Devrimci Marksist hareketimizin harcını karanlardan Ali Dehri (Aziz Vatan) yoldaşın ölümünün 10. yıldönümü: Anısını mücadelemizde yaşatmaya devam ediyoruz!

Ali Dehri

Partimizin öncülü olan Patronsuz Generalsiz Bürokratsız Sosyalizm içinde yer alan, Bolşevik-Leninist anlayışın ısrarlı savunusu temelinde oluşturulan İşçi Mücadelesi’nin kurucularından olan, hareketimizin inşasında ve genç devrimci kadroların eğitiminde önemli roller üstlenen Aziz Vatan, geleneğimiz içinde tanınan ismiyle Ali Dehri’yi bundan 10 yıl önce 10 Ağustos 2009 yılında talihsiz bir hastalık dolayısıyla kaybetmiştik. Devrimci İşçi Partisi’nin kuruluş sürecinden önce yollarımız ayrılmış olsa da Ali Dehri’nin partimizin harcına yapmış olduğu örgütsel ve politik katkıları her zaman önemsedik, Ali Dehri’nin anısını mücadelemizde yaşatmanın gayreti içerisinde olduk.

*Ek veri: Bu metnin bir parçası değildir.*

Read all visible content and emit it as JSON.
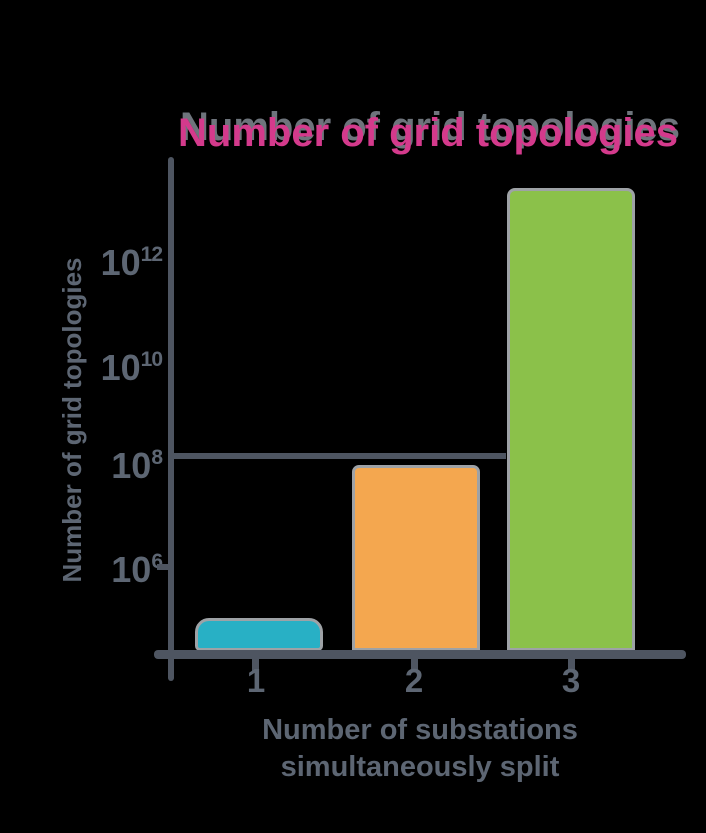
{
  "title": {
    "text": "Number of grid topologies",
    "color": "#d43a8c",
    "shadow_color": "#6e747c"
  },
  "y_axis": {
    "title": "Number of grid topologies",
    "scale": "log",
    "ticks": [
      {
        "base": "10",
        "exp": "12"
      },
      {
        "base": "10",
        "exp": "10"
      },
      {
        "base": "10",
        "exp": "8"
      },
      {
        "base": "10",
        "exp": "6"
      }
    ]
  },
  "x_axis": {
    "title_line1": "Number of substations",
    "title_line2": "simultaneously split",
    "ticks": [
      "1",
      "2",
      "3"
    ]
  },
  "colors": {
    "background": "#000000",
    "axis": "#4e5561",
    "label_gray": "#5d6673",
    "bar_outline": "#9ea2a6"
  },
  "chart_data": {
    "type": "bar",
    "title": "Number of grid topologies",
    "xlabel": "Number of substations simultaneously split",
    "ylabel": "Number of grid topologies",
    "categories": [
      "1",
      "2",
      "3"
    ],
    "values": [
      110000,
      130000000,
      45000000000000
    ],
    "values_log10_est": [
      5.05,
      8.1,
      13.65
    ],
    "y_scale": "log",
    "y_tick_labels": [
      "10^6",
      "10^8",
      "10^10",
      "10^12"
    ],
    "ylim_log10_est": [
      4.3,
      14.2
    ],
    "bar_colors": [
      "#28b0c5",
      "#f4a74f",
      "#8bc14a"
    ],
    "reference_line": {
      "level": "10^8",
      "note": "horizontal line from y-axis to left edge of third bar at the 10^8 level"
    },
    "grid": false,
    "legend": false
  }
}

Ali Dehri’yi kaybedişimizin 10. yıldönümünde de hem dünyada hem Türkiye’de yükseliş içinde olan faşist ve ön-faşist hareketleri anlama, analiz etme ve anti-faşist mücadelenin gereklerini tartışma amacıyla gerçekleştirdiğimiz eğitim seminerlerini Ali Dehri’ye ithaf ediyoruz. Bu doğrultuda, Türkiye’de faşizmin tarihsel gelişimini Marksist bir perspektifle değişimi ve sürekliliği içinde kavrayan ve aktaran Ali Dehri’nin bu konuda yazdığı yazılarına eğitim çalışmalarımızda yer veriyoruz. İstanbul’da 4 Ağustos Pazar günü düzenlenen “Dünden bugüne faşizm” başlıklı semineri de onun anısına ithaf ediyoruz.

Faşizmin teorik analizini yapmak, faşizme karşı mücadeleyi doğru bir teorik politik anlayış temeline yerleştirmek Ali Dehri’nin hayatı ve mücadelesiyle ortaya koyduğu değerlerle tamamen örtüşüyor. Zira Ali Dehri, Marx’ın “esas sorun dünyayı değiştirmektir” diyen meşhur 11. Tez’ini, hayata geçiren ve sadece düşünceleriyle değil pratik mücadelesi, tutarlılığı ve ahlakıyla da genç devrimcilere örnek olan bir insandı. Türkiye devrimci hareketinde bir dönüm noktası olan 1971 kopuşu sürecinde TKP (M-L)’nin kuruluşu ve inşasında rol aldı, takip eden yıllarda bu sürecin olumlu ve olumsuz eleştirisini yaparak devrimci Marksist bir perspektife yöneldi. Ali Dehri, 12 Mart dönemini anlatan bir yazısını şu cümlelerle bitiriyordu:  “12 Mart 1971 döneminde, sosyalist solda da birçok kırılma yaşandı. Bu kırılmalar sürecinde ortaya çıkan devrimci mirası, eleştirel bir gözle değerlendirerek sahiplenmek, günümüzün ve geleceğin mücadelesi içinde yer alan kuşaklara aktarmak, anlamlı olmakla birlikte, bunun anlamının mücadele yönünden olduğunu; bunun dışındaki anlamlandırmaların fazla önem taşımadığını tespit etmek gerekir. Mirası olan, fakat varlığı ve geleceği olmayanların ‘mirasyedi’ olumsuz nitelemesiyle anıldığının bilinciyle, aslolanın mücadele olduğunu, bir kez daha vurgulayalım.”

Ali Dehri, kurucusu olduğu gelenekten koparak devrimci Marksist bir yönelişi benimsediğinde ve bu doğrultuda yeni bir örgütsel inşaya omuz verdiğinde de, devrimci Marksizm (Trotskizm) ile ilgili olarak aynı anlayışı korudu. Aslolanın her zaman mücadele olduğu bilincini, devrimciliğin ve öncülüğün işçi sınıfına güvenle el ele yürümesi gerektiğini genç kuşaklara aktardı. Devrimci İşçi Partisi’ne giden süreçte yollarımız ayrılmış, örgütsel ve politik olarak bir dizi noktada önemli anlaşmazlıklar yaşanmış olsa da bu partinin inşasına yönelen irade Ali Dehri’nin düşünce ve pratiği ile aktardıklarından her zaman beslenmeyi sürdürmüştür. Bu anlamda ölümünün 10. yılında onun anısını mücadelemizde yaşatmaya devam ediyoruz ve edeceğiz.